先前的体内和体外研究表明,胚胎的氧化代谢可能在糖尿病妊娠的致畸作用中发挥作用。特别是,胚胎线粒体产生的活性氧与致畸过程有关。糖尿病环境诱导先天性畸形发生在胚胎发育早期。本研究旨在通过研究在器官发生早期和胎儿发育后期体内或体外暴露于糖尿病环境的胚胎中的线粒体形态,评估胚胎线粒体在糖尿病妊娠致畸过程中的作用。
对于体内研究,在妊娠第9 - 11天获取对照或链脲佐菌素诱导糖尿病大鼠的胚胎,并进行光镜和电镜分析。还观察了第15天胎儿的脑、心脏和肝脏。对于体外研究,将正常大鼠第9天的胚胎在全胚胎培养系统中培养48小时。培养基中添加高浓度的糖尿病相关底物和代谢物,并确定它们对胚胎神经上皮细胞结构的影响。

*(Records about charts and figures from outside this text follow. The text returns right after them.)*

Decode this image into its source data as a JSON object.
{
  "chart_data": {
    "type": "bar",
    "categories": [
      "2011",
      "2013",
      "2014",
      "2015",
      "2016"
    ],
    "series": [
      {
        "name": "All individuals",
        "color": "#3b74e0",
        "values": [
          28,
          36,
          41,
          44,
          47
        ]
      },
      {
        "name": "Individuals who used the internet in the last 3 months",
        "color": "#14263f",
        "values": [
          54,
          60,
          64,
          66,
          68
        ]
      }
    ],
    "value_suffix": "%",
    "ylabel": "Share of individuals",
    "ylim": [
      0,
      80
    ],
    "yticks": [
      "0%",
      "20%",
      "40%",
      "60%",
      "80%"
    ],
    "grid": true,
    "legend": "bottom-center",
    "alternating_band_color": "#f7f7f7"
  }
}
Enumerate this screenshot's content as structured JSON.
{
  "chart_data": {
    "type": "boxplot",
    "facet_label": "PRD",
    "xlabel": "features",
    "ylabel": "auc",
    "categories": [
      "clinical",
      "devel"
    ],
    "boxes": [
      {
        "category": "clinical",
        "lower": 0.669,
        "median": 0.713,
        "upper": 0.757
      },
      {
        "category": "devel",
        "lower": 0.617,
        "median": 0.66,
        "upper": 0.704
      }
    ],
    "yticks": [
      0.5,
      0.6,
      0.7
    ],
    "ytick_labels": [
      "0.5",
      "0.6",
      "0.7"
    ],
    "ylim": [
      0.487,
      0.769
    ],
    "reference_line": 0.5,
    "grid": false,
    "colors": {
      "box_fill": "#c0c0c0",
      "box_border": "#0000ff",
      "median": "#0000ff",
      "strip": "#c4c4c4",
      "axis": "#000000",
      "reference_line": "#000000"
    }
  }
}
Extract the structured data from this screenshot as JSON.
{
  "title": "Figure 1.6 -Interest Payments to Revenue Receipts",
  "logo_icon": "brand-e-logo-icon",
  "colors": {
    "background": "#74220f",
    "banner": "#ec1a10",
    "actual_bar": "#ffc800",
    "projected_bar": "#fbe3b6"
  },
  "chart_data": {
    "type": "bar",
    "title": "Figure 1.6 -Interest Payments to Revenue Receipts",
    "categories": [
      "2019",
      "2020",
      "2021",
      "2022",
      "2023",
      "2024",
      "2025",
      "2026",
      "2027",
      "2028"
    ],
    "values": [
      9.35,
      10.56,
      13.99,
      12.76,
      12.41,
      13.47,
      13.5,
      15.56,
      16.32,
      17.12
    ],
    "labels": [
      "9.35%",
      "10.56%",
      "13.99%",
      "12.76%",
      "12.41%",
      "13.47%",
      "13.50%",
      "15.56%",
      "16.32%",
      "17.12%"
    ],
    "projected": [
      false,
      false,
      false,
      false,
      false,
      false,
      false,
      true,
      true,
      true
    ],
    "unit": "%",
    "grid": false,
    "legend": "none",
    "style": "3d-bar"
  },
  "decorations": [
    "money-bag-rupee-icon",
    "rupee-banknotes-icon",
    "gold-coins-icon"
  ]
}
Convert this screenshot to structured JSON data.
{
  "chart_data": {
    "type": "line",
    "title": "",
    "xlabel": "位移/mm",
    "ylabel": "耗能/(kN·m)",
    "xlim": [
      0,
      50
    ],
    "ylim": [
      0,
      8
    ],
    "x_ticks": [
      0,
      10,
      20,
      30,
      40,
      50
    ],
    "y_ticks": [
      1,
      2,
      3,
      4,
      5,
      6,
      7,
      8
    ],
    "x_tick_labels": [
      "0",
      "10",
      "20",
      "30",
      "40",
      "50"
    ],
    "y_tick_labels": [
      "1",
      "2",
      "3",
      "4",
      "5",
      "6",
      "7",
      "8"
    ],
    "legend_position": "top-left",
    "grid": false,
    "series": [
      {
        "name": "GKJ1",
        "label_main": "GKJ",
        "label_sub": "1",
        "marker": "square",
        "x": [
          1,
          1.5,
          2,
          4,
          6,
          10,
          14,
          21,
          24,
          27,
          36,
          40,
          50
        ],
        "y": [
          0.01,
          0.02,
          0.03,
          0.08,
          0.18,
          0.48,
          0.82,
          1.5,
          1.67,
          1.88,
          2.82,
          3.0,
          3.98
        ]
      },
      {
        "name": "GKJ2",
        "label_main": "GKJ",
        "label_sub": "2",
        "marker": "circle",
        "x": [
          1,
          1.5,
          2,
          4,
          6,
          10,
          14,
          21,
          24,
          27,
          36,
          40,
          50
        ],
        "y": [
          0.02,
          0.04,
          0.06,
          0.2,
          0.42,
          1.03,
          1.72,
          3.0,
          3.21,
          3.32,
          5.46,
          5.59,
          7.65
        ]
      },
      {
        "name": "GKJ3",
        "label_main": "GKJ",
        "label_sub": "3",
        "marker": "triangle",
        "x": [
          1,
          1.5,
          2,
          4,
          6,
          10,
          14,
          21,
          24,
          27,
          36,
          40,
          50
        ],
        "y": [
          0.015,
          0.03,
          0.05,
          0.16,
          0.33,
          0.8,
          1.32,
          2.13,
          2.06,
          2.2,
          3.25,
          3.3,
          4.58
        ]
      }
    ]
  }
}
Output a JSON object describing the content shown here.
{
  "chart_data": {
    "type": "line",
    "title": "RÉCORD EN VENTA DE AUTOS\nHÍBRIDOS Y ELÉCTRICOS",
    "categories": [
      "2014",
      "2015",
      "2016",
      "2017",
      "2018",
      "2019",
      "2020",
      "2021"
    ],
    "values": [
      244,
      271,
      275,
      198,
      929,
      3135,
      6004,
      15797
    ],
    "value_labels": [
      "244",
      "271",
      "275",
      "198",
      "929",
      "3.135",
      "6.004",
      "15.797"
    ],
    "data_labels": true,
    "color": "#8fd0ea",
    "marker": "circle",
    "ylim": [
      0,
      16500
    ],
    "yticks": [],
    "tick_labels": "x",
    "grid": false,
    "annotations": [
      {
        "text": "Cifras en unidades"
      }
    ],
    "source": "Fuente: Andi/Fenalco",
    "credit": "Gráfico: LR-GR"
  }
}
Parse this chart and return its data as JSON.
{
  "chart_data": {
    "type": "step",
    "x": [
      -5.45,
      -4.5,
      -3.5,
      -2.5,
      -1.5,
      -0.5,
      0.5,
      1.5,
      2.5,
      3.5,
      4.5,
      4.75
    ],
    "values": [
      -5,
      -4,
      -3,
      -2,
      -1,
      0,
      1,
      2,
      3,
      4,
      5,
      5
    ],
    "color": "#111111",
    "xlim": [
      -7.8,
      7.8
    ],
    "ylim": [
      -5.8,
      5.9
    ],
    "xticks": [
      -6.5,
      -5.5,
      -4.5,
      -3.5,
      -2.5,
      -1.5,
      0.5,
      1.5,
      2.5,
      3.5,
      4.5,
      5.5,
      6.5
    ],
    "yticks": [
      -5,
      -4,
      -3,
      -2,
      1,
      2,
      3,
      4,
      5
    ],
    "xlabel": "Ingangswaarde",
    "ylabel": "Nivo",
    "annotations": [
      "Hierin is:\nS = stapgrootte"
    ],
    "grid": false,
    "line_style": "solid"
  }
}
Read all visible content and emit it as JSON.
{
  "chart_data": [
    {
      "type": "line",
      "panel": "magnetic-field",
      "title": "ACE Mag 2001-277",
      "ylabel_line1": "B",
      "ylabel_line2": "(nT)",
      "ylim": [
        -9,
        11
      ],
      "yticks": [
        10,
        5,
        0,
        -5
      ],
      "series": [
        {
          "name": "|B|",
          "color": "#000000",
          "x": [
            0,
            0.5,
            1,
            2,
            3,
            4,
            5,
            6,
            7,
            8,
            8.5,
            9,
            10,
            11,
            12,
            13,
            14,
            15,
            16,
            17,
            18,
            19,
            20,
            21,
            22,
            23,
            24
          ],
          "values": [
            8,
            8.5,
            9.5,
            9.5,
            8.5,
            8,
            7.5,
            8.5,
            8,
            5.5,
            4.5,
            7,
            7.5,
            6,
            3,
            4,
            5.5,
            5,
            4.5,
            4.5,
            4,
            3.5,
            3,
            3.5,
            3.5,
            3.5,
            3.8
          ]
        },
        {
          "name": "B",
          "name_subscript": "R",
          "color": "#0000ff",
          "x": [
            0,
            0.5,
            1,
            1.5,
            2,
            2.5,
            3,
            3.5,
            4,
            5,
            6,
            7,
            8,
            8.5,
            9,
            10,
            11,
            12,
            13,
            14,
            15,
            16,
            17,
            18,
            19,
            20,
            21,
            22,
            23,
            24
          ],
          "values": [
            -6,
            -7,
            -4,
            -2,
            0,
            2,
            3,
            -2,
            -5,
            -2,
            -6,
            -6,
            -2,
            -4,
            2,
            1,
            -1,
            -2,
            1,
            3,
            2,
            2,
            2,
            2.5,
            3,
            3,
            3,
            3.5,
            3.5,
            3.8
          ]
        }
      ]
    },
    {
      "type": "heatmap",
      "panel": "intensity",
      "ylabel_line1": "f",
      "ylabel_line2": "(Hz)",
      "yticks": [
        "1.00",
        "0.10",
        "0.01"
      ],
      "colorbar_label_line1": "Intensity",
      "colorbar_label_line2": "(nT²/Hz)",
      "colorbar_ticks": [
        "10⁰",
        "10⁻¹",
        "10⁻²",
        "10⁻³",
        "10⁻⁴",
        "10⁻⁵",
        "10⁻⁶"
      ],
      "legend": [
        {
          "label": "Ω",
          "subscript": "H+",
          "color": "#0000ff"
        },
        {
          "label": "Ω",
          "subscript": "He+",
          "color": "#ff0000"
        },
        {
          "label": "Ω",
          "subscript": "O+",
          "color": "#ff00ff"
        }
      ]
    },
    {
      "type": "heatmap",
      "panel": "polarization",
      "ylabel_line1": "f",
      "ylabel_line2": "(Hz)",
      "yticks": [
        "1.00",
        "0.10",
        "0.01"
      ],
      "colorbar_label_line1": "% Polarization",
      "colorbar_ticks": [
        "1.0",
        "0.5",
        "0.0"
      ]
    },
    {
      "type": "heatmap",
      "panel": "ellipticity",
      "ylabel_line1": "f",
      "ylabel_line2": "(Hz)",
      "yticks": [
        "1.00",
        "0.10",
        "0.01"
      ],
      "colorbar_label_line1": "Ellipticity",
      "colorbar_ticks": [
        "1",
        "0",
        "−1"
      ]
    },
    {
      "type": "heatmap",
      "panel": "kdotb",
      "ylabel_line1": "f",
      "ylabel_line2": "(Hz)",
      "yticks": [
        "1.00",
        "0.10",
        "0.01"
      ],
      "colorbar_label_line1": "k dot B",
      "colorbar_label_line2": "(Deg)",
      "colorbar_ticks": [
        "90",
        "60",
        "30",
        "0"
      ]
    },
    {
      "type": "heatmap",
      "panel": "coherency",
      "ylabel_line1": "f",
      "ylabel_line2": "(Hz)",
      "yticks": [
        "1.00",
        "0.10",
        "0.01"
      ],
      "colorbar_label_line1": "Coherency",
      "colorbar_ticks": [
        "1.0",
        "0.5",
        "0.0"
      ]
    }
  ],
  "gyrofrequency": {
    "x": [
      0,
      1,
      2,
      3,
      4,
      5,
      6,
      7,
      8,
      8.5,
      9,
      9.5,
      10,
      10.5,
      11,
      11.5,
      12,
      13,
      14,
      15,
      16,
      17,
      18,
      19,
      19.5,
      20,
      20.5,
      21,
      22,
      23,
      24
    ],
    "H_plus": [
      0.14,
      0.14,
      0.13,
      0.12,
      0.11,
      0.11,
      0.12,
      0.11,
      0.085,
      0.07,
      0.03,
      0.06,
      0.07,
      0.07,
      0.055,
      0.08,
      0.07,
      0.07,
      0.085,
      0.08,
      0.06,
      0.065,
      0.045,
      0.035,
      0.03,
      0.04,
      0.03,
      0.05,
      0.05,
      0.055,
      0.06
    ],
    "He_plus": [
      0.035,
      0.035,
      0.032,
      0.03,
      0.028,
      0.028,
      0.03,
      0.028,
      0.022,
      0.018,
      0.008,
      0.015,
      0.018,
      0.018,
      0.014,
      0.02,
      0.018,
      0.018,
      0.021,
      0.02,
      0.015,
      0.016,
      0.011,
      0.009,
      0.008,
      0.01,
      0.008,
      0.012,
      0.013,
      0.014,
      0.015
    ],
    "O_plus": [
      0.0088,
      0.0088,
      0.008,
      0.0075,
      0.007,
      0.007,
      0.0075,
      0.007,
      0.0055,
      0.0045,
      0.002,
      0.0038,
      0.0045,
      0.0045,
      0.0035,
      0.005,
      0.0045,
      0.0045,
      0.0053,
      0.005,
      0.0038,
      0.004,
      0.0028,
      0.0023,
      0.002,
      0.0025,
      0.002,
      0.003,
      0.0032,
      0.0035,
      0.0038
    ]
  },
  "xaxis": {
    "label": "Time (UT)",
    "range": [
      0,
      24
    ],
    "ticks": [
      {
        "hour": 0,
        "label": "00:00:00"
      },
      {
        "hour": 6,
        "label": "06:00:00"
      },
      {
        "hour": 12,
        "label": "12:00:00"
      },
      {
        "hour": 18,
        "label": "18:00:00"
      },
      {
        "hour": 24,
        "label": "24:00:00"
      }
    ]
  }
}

光镜观察显示,糖尿病大鼠第9天胚胎的外胚层以及第10天和第11天胚胎的神经上皮和血细胞中有大量细胞质空泡。超微结构上,这些空泡被发现是线粒体,其经历大幅度肿胀,基质密度丧失且嵴紊乱。相比之下,比较正常和糖尿病大鼠第15天胎儿的脑、心脏和肝脏时,未发现线粒体差异。在高浓度的D - 葡萄糖、丙酮酸、β - 羟基丁酸和α - 酮异己酸存在下培养48小时的第9天胚胎的超微结构分析也显示神经上皮中线粒体大幅度肿胀。然而,在高浓度L - 葡萄糖中培养的胚胎中未发现线粒体肿胀,排除了糖尿病相关底物和代谢物的单纯渗透作用。
在糖尿病妊娠诱导先天性畸形的时间段内,暴露于糖尿病环境的胚胎出现了线粒体形态变化。结果支持胚胎线粒体参与糖尿病妊娠致畸过程的观点。